大婚的那一夜,她把她自己给了他,虽然他没有了记忆,但是想到她彻底的成为了他的妻子他的女人,他的心里就是甜蜜就是温馨。
许多的事,其实想开了,不介意了,那么,人生还是快乐的。
因为母妃,他的心冷了那么久,这一刻,当他终于有了属于他自己的家时,他再也不会放弃了。
手指,落到了芸若的手腕上,女子却一个翻身就甩开了他的手,让他不由自觉的起身,追着她的身子抓住她的手臂,“夕儿,好好睡,不怕,我会救你的。
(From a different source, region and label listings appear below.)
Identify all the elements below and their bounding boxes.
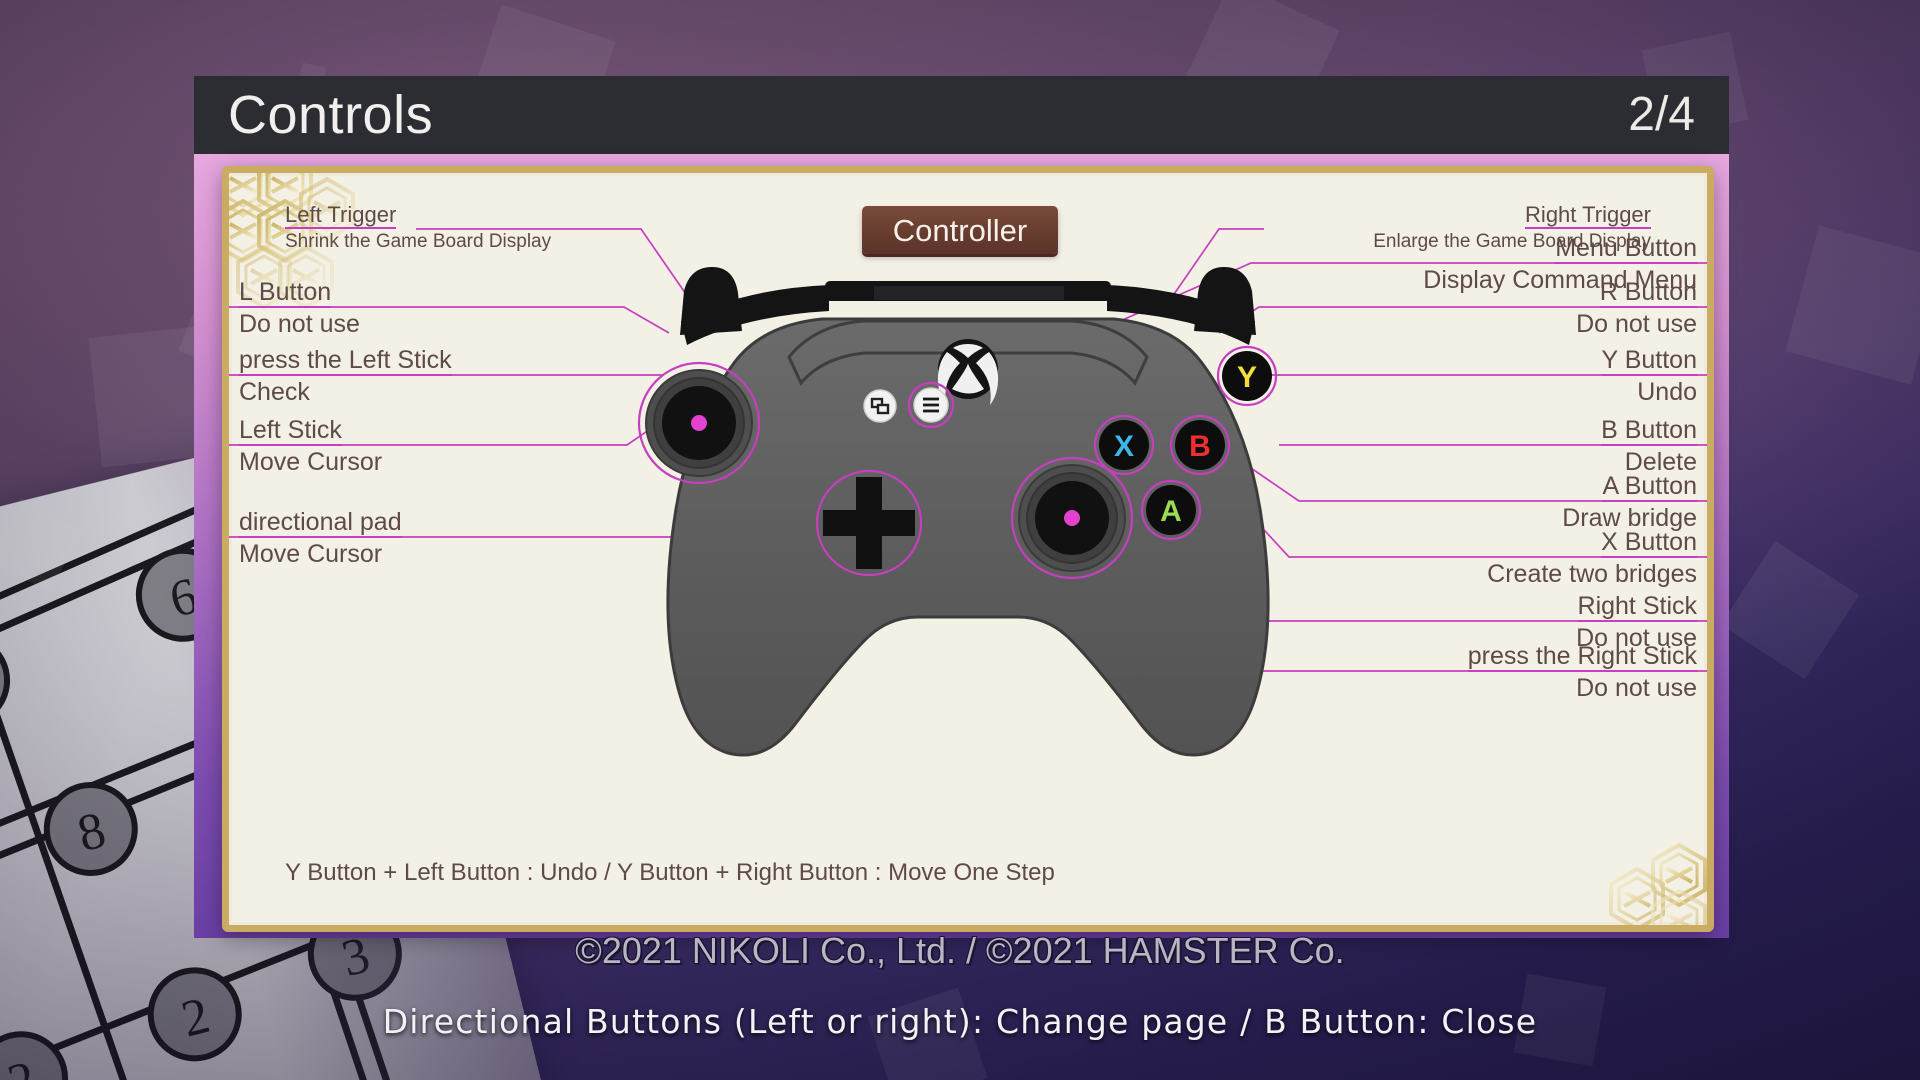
label-l-button: L Button Do not use [239, 279, 360, 339]
label-name: Right Stick [1577, 593, 1697, 623]
label-y-button: Y Button Undo [1601, 347, 1697, 407]
label-x-button: X Button Create two bridges [1487, 529, 1697, 589]
label-action: Do not use [1576, 624, 1697, 653]
label-action: Check [239, 378, 310, 407]
label-action: Enlarge the Game Board Display [1373, 231, 1651, 253]
label-name: A Button [1602, 473, 1697, 503]
label-name: L Button [239, 279, 332, 309]
label-action: Display Command Menu [1423, 266, 1697, 295]
copyright-text: ©2021 NIKOLI Co., Ltd. / ©2021 HAMSTER C… [575, 930, 1345, 971]
label-action: Create two bridges [1487, 560, 1697, 589]
button-combo-note: Y Button + Left Button : Undo / Y Button… [285, 859, 1055, 886]
label-name: X Button [1601, 529, 1697, 559]
label-a-button: A Button Draw bridge [1562, 473, 1697, 533]
label-left-stick: Left Stick Move Cursor [239, 417, 382, 477]
label-name: press the Right Stick [1467, 643, 1697, 673]
label-action: Move Cursor [239, 540, 383, 569]
label-action: Move Cursor [239, 448, 383, 477]
label-name: directional pad [239, 509, 402, 539]
label-right-stick: Right Stick Do not use [1576, 593, 1697, 653]
label-action: Shrink the Game Board Display [285, 231, 552, 253]
label-action: Delete [1624, 448, 1697, 477]
label-action: Draw bridge [1562, 504, 1697, 533]
label-name: press the Left Stick [239, 347, 452, 377]
label-name: Menu Button [1555, 235, 1697, 265]
label-press-left-stick: press the Left Stick Check [239, 347, 452, 407]
controller-button-x-label: X [1114, 430, 1134, 463]
label-right-trigger: Right Trigger Enlarge the Game Board Dis… [1373, 203, 1651, 253]
label-name: R Button [1599, 279, 1697, 309]
label-b-button: B Button Delete [1601, 417, 1697, 477]
label-left-trigger: Left Trigger Shrink the Game Board Displ… [285, 203, 551, 253]
label-r-button: R Button Do not use [1576, 279, 1697, 339]
label-action: Do not use [1576, 310, 1697, 339]
label-menu-button: Menu Button Display Command Menu [1423, 235, 1697, 295]
xbox-controller-graphic: Y B X A [637, 267, 1278, 757]
label-action: Do not use [239, 310, 360, 339]
controls-panel: Controller [222, 166, 1714, 932]
label-action: Do not use [1576, 674, 1697, 703]
section-title-chip: Controller [862, 206, 1058, 254]
label-name: B Button [1601, 417, 1697, 447]
page-indicator: 2/4 [1628, 88, 1695, 141]
label-name: Y Button [1601, 347, 1697, 377]
label-name: Right Trigger [1525, 203, 1651, 230]
label-directional-pad: directional pad Move Cursor [239, 509, 402, 569]
label-press-right-stick: press the Right Stick Do not use [1467, 643, 1697, 703]
section-title-label: Controller [892, 212, 1028, 248]
controller-button-a-label: A [1160, 495, 1182, 528]
label-name: Left Stick [239, 417, 342, 447]
page-title: Controls [228, 85, 434, 145]
label-action: Undo [1637, 378, 1697, 407]
controller-button-y-label: Y [1237, 361, 1257, 394]
label-name: Left Trigger [285, 203, 397, 230]
dialog-header: Controls 2/4 [194, 76, 1729, 154]
navigation-hint: Directional Buttons (Left or right): Cha… [382, 1002, 1538, 1041]
controller-button-b-label: B [1189, 430, 1211, 463]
”他扳过她的身子,让她舒服的躺回到床上,手指轻揉的拍着她的手背,让她又一次的安然睡去。
暮莲澈的手指再一次的落到芸若的手腕上,闭目凝神的听着那淡弱的脉搏,一下一下,暮莲澈的神情慢慢变得专注,他睁开了眼睛望着了昏睡中的芸若,怎么也不相信他刚刚的感觉。
错了的,一定是错了的。
抬手,再探过去,这一次暮莲澈摒除了心底所有的杂念,让心底除了那脉搏的微动外再也没有其它。
一样的答案。
芸若有了身孕了,而且从那脉象看来,似乎已经有了三个月了。
数一数日子,就是在她初入宫后不久,在她与他一起去御林园的那段时间才有的身孕。
摇摇头,他再次不信,难道是因为夜深了,这样的时间不适合把脉,所以他错了吗?
极力的安抚自己的心,他不能乱,他是大周朝的三王爷,他不能因为一个女人而乱了阵脚。
可是,越是告诫自己,他的手却是越来越抖了起来。
指尖慢慢的送向昏睡中的那张俏脸,微微泛着红晕的她让他还是无法相信。
眸光下移,从她的脸上到她的胸口,再到她的仿佛平平的小腹。
那里面,如果他摸的脉象没有错的话,那里面,就有一个生命。
一个新鲜的生命。
大手探向被子里,想起大婚的那一夜那白布上的红又是什么?
被子下,芸若白色的里衣尽在他的手中,手指压下探入,她的小腹上,竟是一层又一层缠紧了的布。